Relação com o trabalho
Foto: Campaign Creators/Unsplash

A relação dos profissionais com o trabalho no Brasil tem um desempenho mais resiliente que a média global, é o que aponta a terceira edição do “Índice de Relacionamento com o Trabalho” (WRI 2025) da HP. Contudo a relação vem mostrando desgastes. Apenas 29% dos trabalhadores do conhecimento permanecem na chamada “Zona Saudável”, enquanto a “Zona Crítica” avançou para 34%, evidenciando a percepção de menor cuidado por parte das organizações.

O levantamento aponta queda em pilares centrais da experiência profissional, como Realização, Liderança e Foco nas Pessoas. O aumento das exigências operacionais se soma à visão de que as empresas priorizam resultados financeiros em detrimento do bem-estar: 39% dos entrevistados compartilham dessa percepção. Além disso, 68% afirmam que gostariam de reduzir a frequência de trabalho presencial, reforçando a demanda por modelos mais flexíveis.

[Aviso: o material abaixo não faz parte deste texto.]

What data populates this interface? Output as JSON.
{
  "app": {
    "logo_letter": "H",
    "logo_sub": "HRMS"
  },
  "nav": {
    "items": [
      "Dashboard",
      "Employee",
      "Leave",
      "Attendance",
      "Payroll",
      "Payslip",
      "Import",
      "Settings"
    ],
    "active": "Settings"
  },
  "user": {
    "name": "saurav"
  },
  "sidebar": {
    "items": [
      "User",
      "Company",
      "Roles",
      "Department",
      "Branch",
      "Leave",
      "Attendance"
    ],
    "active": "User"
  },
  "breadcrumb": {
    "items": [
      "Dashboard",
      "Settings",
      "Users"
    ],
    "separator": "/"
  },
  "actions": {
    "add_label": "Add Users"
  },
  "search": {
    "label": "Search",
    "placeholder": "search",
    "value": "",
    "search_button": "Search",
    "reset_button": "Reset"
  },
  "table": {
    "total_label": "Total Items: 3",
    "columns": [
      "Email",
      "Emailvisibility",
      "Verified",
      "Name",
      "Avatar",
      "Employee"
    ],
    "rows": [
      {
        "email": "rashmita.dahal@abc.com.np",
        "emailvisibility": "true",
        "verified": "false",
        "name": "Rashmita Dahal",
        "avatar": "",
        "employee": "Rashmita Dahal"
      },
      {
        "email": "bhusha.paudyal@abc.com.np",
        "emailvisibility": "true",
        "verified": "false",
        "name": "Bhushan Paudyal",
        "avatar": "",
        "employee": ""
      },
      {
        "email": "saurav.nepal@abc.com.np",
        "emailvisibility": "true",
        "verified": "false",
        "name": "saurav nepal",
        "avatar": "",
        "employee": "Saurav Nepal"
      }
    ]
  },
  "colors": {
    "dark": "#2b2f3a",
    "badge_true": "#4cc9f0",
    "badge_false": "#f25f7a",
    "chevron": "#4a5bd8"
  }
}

Equilíbrio entre vida e trabalho

Segundo nota de Ricardo Kamel, diretor-geral da HP no Brasil, o cenário coloca a cultura corporativa em um momento decisivo. O executivo explica que “os dados mostram que a tecnologia cumprirá um papel fundamental em expandir o potencial das pessoas e já redefine a relação das pessoas com o trabalho. A tecnologia avançou, a IA já é uma realidade para 90% dos trabalhadores, mas a gestão humana precisa acompanhar esse ritmo”.

A pesquisa mostra que a tecnologia é amplamente percebida como aliada do equilíbrio entre vida profissional e pessoal, opinião compartilhada por 88% dos brasileiros. No entanto, persistem desigualdades de acesso e uso. Em 2025, apenas 67% dos trabalhadores do conhecimento afirmam receber treinamento adequado para o uso de inteligência artificial, ante 79% na edição anterior. O relatório também associa o uso frequente da tecnologia a relações de trabalho mais positivas, uma vez que 44% dos profissionais na “Zona Saudável” utilizam IA diariamente, frente a 21% na “Zona Crítica”.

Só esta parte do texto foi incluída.